Iceberg replication policies replicate Iceberg tables between CDP Private Cloud Base 7.1.9 or higher clusters using Cloudera Manager 7.11.3 or higher versions.

​​Apache Iceberg is a cloud-native, high-performance open table format for organizing petabyte-scale analytic datasets on a file system or object store. Iceberg supports ACID compliant tables which includes row-level deletes and updates and can define large analytic data tables using open format files.

Iceberg replication policies:

  • replicate the metadata and catalog from the source cluster Hive Metastore (HMS) to target cluster HMS.

    The catalog contains the current metadata pointer/file and is stored in the Hive HMS. The metadata file contains the snapshots. The snapshots point to the manifest list that has the manifest files. The manifest files in turn point to the data files.

  • replicate the data files in the HDFS storage system from the source cluster to the target cluster. The Iceberg replication policy can replicate only between HDFS storage systems.
  • replicate all the snapshots from the source cluster.

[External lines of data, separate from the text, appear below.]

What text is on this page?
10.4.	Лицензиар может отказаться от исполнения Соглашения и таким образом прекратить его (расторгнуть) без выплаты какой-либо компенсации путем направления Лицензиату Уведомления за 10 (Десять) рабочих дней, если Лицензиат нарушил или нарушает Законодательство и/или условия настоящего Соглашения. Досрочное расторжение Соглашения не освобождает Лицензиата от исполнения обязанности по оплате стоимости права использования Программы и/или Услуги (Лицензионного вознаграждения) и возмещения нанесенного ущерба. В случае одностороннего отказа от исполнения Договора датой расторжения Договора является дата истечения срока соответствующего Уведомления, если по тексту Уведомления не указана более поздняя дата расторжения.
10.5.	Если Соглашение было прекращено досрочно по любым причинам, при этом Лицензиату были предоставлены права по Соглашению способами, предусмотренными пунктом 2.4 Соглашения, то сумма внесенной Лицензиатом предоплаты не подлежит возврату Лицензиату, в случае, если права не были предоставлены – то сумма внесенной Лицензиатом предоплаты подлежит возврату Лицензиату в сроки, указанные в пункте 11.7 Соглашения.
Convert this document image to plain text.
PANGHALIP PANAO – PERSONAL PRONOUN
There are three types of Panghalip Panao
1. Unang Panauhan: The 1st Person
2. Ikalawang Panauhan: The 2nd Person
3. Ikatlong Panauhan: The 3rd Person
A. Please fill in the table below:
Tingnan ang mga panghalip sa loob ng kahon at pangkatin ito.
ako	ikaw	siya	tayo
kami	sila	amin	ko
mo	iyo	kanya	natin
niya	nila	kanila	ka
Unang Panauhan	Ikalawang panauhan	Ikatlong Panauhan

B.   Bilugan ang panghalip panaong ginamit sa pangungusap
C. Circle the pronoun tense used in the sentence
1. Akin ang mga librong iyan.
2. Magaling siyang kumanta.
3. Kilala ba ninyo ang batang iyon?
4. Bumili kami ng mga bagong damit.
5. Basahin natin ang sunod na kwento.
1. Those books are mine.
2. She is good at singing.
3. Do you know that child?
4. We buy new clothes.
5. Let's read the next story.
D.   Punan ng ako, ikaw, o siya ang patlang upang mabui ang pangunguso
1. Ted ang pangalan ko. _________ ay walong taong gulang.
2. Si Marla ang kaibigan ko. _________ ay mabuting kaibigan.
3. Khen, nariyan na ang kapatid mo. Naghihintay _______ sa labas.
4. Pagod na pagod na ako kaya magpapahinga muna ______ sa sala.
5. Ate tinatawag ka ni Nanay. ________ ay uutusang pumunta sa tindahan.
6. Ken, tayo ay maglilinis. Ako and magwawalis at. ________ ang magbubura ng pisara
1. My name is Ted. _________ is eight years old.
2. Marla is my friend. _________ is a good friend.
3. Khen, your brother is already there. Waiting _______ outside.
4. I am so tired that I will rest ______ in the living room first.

This allows you to run time travel queries on the target cluster.
  • replicate at table-level.

    You must ensure that the tables are in the default warehouse location because Iceberg replication policies do not replicate tables in a custom location.

Some use cases where you can use Iceberg replication policies are to:
  • replicate Iceberg tables between on-premises clusters to archive data or run analytics.
  • implement passive disaster recovery with planned failover and incremental replication at regular intervals between two similar systems. For example, between an HDFS to another HDFS system.